The ShellBot malware is put on servers that have easily guessable login information, but this only happens after cyber attackers use a tool to search for computers that have the SSH port 22 available.

To hack the server, attackers employ a method called dictionary attack, in which they use a set of identified SSH login credentials. Once a successful breach occurs, they send across their malicious code or payload.
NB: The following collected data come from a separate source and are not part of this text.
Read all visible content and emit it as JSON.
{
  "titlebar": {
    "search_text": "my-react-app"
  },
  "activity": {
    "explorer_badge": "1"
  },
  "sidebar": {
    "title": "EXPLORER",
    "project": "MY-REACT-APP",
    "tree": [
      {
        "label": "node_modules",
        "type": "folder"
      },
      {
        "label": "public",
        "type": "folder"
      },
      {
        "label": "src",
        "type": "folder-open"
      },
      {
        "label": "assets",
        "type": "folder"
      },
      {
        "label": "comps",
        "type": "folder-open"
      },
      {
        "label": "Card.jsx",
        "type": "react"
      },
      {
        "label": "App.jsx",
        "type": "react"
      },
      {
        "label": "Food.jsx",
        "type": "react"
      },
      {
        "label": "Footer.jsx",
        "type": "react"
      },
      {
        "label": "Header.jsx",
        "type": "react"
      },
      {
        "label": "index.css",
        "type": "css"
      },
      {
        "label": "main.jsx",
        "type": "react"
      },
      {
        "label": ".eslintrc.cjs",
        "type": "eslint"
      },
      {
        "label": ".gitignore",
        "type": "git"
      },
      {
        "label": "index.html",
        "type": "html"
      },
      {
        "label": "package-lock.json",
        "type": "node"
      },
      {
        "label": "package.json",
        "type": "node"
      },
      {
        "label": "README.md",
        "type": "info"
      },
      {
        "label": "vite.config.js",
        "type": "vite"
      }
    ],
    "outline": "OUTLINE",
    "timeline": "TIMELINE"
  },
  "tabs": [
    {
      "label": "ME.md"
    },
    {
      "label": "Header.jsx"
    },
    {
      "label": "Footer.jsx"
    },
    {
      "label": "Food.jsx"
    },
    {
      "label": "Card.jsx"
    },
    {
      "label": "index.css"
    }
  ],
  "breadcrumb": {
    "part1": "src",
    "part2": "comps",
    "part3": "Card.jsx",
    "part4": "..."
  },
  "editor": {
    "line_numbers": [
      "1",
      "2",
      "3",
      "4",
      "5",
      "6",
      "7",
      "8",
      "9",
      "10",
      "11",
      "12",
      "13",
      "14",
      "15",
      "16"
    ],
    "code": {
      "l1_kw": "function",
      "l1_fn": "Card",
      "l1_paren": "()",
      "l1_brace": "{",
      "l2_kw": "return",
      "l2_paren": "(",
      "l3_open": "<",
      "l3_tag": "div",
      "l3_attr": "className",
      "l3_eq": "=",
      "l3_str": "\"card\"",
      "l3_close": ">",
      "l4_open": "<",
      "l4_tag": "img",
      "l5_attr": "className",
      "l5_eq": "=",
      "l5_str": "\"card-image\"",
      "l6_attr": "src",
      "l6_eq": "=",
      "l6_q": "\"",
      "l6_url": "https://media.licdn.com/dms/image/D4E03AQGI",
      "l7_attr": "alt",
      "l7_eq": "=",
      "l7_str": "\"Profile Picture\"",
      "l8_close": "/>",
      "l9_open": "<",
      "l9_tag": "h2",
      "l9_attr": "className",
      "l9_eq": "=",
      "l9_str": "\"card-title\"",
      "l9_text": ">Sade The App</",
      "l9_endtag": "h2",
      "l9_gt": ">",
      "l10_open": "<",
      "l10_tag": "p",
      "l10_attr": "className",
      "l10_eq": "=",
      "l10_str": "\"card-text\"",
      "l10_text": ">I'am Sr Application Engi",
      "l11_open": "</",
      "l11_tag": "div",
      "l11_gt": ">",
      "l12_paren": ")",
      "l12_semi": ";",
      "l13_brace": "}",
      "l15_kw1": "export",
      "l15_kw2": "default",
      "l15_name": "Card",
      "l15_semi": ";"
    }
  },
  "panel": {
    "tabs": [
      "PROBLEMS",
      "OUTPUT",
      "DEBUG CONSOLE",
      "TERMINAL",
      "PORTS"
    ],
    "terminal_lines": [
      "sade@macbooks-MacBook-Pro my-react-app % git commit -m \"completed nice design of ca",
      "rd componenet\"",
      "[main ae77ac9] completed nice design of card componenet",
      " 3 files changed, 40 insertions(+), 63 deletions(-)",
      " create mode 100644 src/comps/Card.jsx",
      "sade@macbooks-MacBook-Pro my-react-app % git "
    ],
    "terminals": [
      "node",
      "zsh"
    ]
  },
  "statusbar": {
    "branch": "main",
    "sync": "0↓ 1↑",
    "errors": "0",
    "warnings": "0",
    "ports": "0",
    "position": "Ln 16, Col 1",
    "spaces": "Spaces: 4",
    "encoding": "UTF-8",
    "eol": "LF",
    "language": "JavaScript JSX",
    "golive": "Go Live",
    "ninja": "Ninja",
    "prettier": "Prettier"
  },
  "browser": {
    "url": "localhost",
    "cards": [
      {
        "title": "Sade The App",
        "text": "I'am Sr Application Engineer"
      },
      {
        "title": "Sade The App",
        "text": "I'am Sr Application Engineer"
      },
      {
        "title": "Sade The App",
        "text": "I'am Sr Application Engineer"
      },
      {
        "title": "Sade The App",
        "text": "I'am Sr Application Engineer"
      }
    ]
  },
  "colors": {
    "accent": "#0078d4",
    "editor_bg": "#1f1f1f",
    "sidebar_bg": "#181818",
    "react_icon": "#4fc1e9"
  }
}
In order to communicate with another remote host, they leverage the IRC (Internet Relay Chat) protocol.

This refers to ShellBot's capacity to follow orders and perpetrate DDoS attacks and take out gathered data.

According to ASEC, there are three ShellBot versions that have been found: LiGhT's Modded perlbot v2, DDoS PBot v2.0 and PowerBots (C) GohacK. The first two types enable different DDoS attack options using HTTP, TCP and UDP protocols.

On the contrary, PowerBots provides additional features that work like backdoors, enabling reverse shell access and permitting the uploading of random files from the affected host.

The results were discovered about 90 days after the deployment of ShellBot in assaults that targeted Linux servers and disseminated digital currency miners through a program that compiles shell scripts.

ASEC reported that if ShellBot is installed, Linux servers can serve as DDoS Bots for launching DDoS attacks against particular targets upon receiving a command from the perpetrator. Additionally, the perpetrator may also use other backdoor functionalities to install more malware or carry out various other kinds of attacks. Obtained from the server that was infiltrated.

Microsoft has recently disclosed that there has been a boost in Distributed Denial of Service (DDoS) attacks directed towards healthcare organizations hosted in Azure. The number of such attacks has been reported to have increased gradually, surging from 10-20 attacks in November 2022 to nearly double the amount at 40-60 attacks per day by February 2023.